J’ai évoqué l’Autriche pour rappeler qu’un parti d’extrême droite, le FPÖ, allié au sein du parlement européen de Marine Le Pen, avait déjà gouverné en Autriche – mais au sein d’une coalition dans laquelle à chaque fois le FPÖ s’était retrouvé (en)cadré par un partenaire plus puissant. Et à chaque fois, la participation gouvernementale des amis autrichiens de Marine Le Pen s’était soldée par des scandales de corruption et autres abus qui avaient été mis en lumière par les médias et la justice.

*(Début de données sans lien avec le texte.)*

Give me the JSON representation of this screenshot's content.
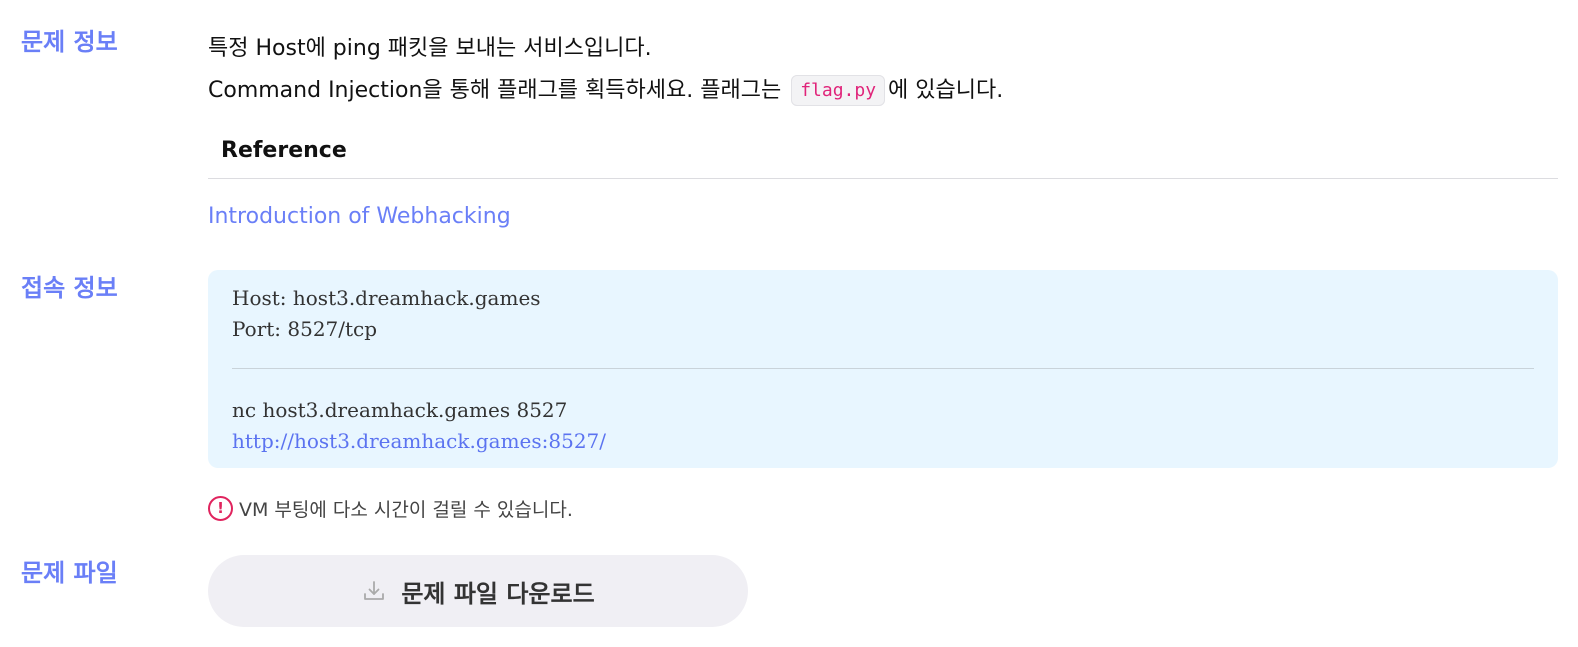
{
  "sections": {
    "info_label": "문제 정보",
    "connection_label": "접속 정보",
    "file_label": "문제 파일"
  },
  "description": {
    "line1": "특정 Host에 ping 패킷을 보내는 서비스입니다.",
    "line2_before": "Command Injection을 통해 플래그를 획득하세요. 플래그는 ",
    "line2_code": "flag.py",
    "line2_after": "에 있습니다."
  },
  "reference": {
    "heading": "Reference",
    "link_text": "Introduction of Webhacking"
  },
  "connection": {
    "host": "Host: host3.dreamhack.games",
    "port": "Port: 8527/tcp",
    "nc_command": "nc host3.dreamhack.games 8527",
    "url": "http://host3.dreamhack.games:8527/"
  },
  "notice": {
    "icon": "exclamation-circle-icon",
    "text": "VM 부팅에 다소 시간이 걸릴 수 있습니다."
  },
  "download": {
    "icon": "download-icon",
    "label": "문제 파일 다운로드"
  },
  "colors": {
    "accent": "#6a7ff7",
    "link": "#5b73f0",
    "code": "#e0247a",
    "notice_icon": "#e0245e",
    "connection_bg": "#e8f6ff",
    "button_bg": "#f0eff4"
  }
}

   Mais en France, si Marine Le Pen accèderait à la présidence, on assisterait à la rencontre entre un système qui confère déjà énormément (trop ?) de pouvoir au chef de l’état, en tout cas plus que dans n’importe quel autre pays démocratique, et une femme politique issue de la tradition national-autoritaire et qui, à de multiples reprises, a désigné ses modèles politiques.

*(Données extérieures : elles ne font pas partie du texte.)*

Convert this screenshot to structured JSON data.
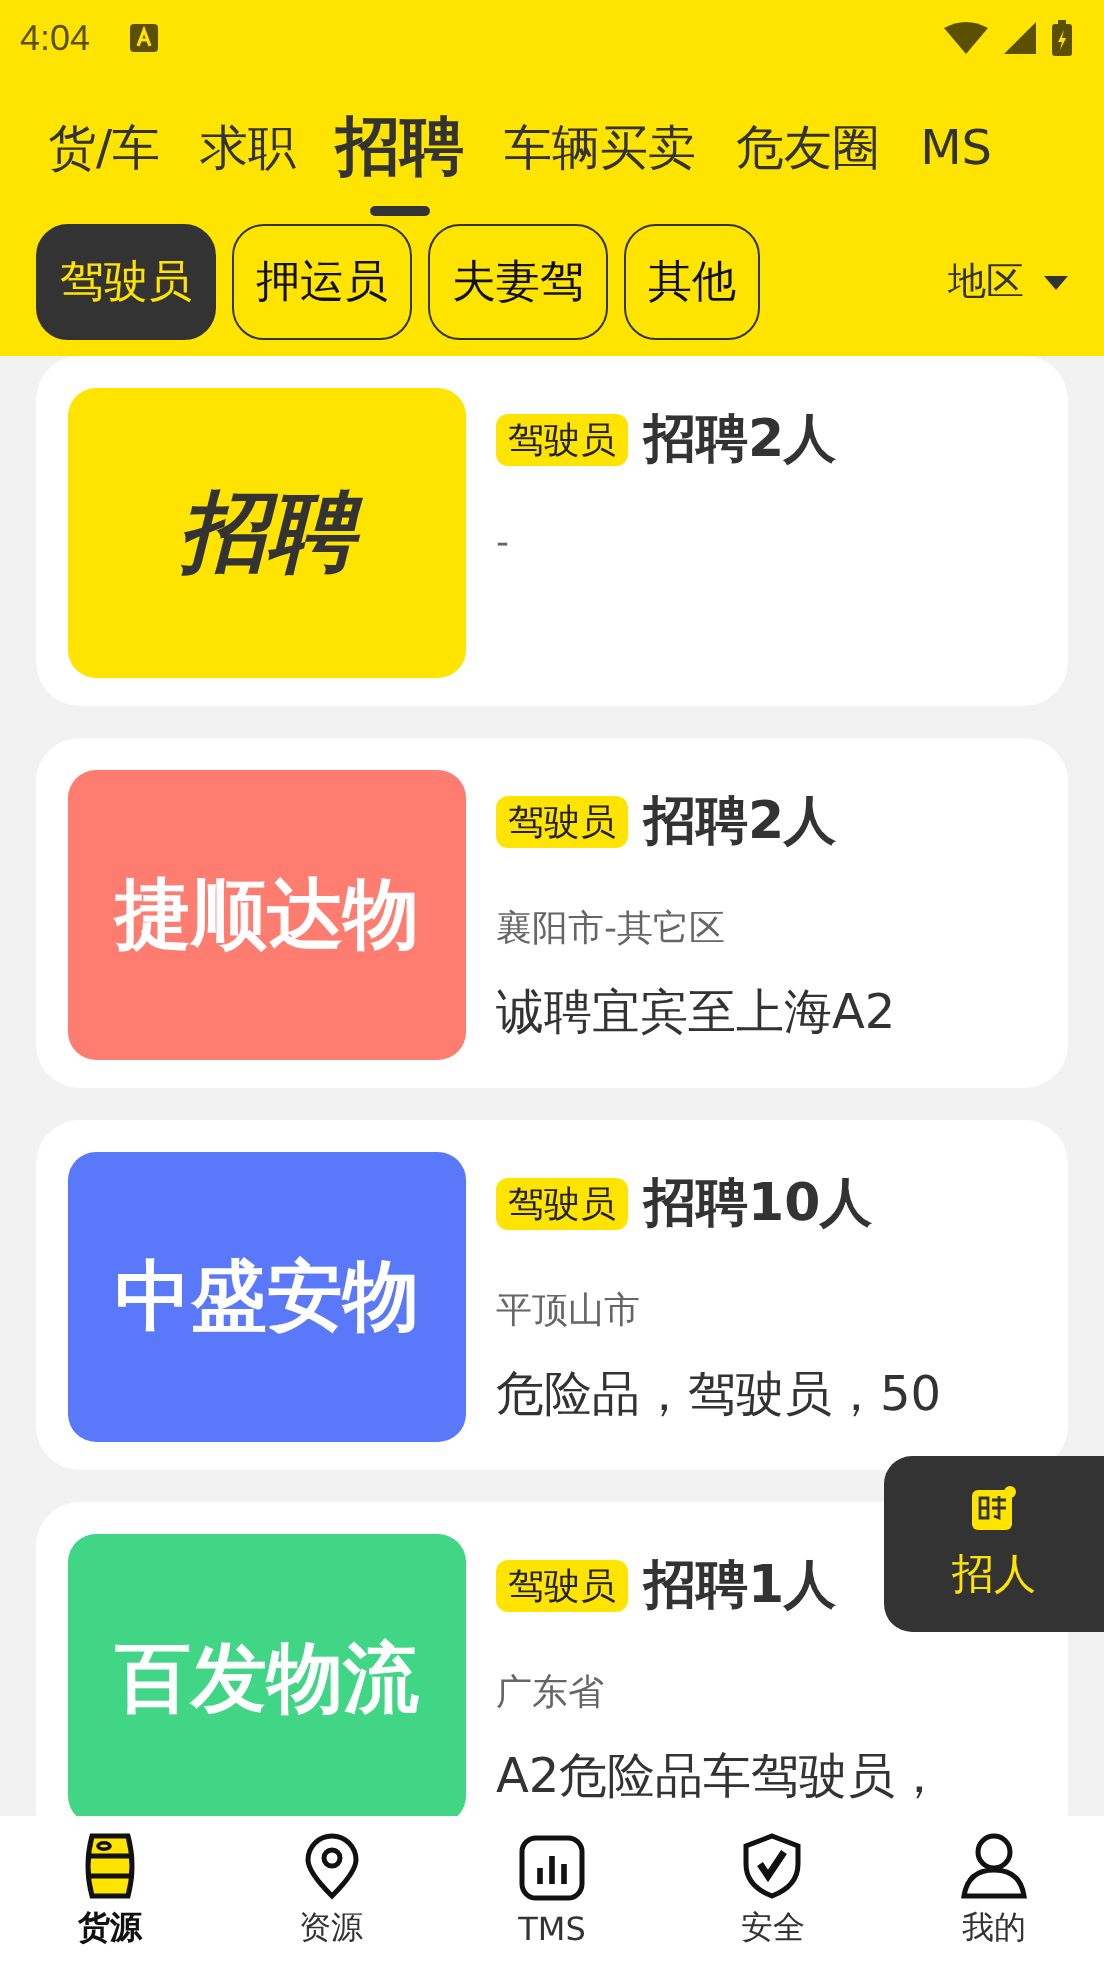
{
  "status_bar": {
    "time": "4:04"
  },
  "top_tabs": [
    {
      "label": "货/车",
      "selected": false
    },
    {
      "label": "求职",
      "selected": false
    },
    {
      "label": "招聘",
      "selected": true
    },
    {
      "label": "车辆买卖",
      "selected": false
    },
    {
      "label": "危友圈",
      "selected": false
    },
    {
      "label": "MS",
      "selected": false
    }
  ],
  "filters": [
    {
      "label": "驾驶员",
      "selected": true
    },
    {
      "label": "押运员",
      "selected": false
    },
    {
      "label": "夫妻驾",
      "selected": false
    },
    {
      "label": "其他",
      "selected": false
    }
  ],
  "region_dropdown": {
    "label": "地区"
  },
  "listings": [
    {
      "kind": "wordmark",
      "logo_text": "招聘",
      "color": "#ffe400",
      "tag": "驾驶员",
      "title": "招聘2人",
      "location": "-"
    },
    {
      "kind": "name",
      "logo_text": "捷顺达物",
      "color": "#ff7c70",
      "tag": "驾驶员",
      "title": "招聘2人",
      "location": "襄阳市-其它区",
      "description": "诚聘宜宾至上海A2"
    },
    {
      "kind": "name",
      "logo_text": "中盛安物",
      "color": "#5a78fa",
      "tag": "驾驶员",
      "title": "招聘10人",
      "location": "平顶山市",
      "description": "危险品，驾驶员，50"
    },
    {
      "kind": "name",
      "logo_text": "百发物流",
      "color": "#40d686",
      "tag": "驾驶员",
      "title": "招聘1人",
      "location": "广东省",
      "description": "A2危险品车驾驶员，"
    }
  ],
  "fab": {
    "label": "招人"
  },
  "bottom_nav": [
    {
      "label": "货源",
      "selected": true
    },
    {
      "label": "资源",
      "selected": false
    },
    {
      "label": "TMS",
      "selected": false
    },
    {
      "label": "安全",
      "selected": false
    },
    {
      "label": "我的",
      "selected": false
    }
  ]
}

   Par exemple, lors d’une interview qu’elle m’avait accordé en Mai 2014, donc après l’annexion de la Crimée par la Russie, elle avait déclaré : « Poutine défend les valeurs de la civilisation européenne ». Et elle ne s’était pas gênée de faire la cour à Viktor Orban, le premier ministre hongrois qui a muselé quasiment tous les médias de son pays, et qui mis au pas les autres contre-pouvoirs ce qui a permis à son entourage de détourner impunément une partie importante des subsides européens.

   C’est donc bien une course à l’abime autoritaire que risque la France, si jamais Marine Le Pen parviendrait au pouvoir dimanche prochain. J’ai résumé ce risque en utilisant la formule : « Si Marine Le Pen passe, l’Union européenne trépasse ».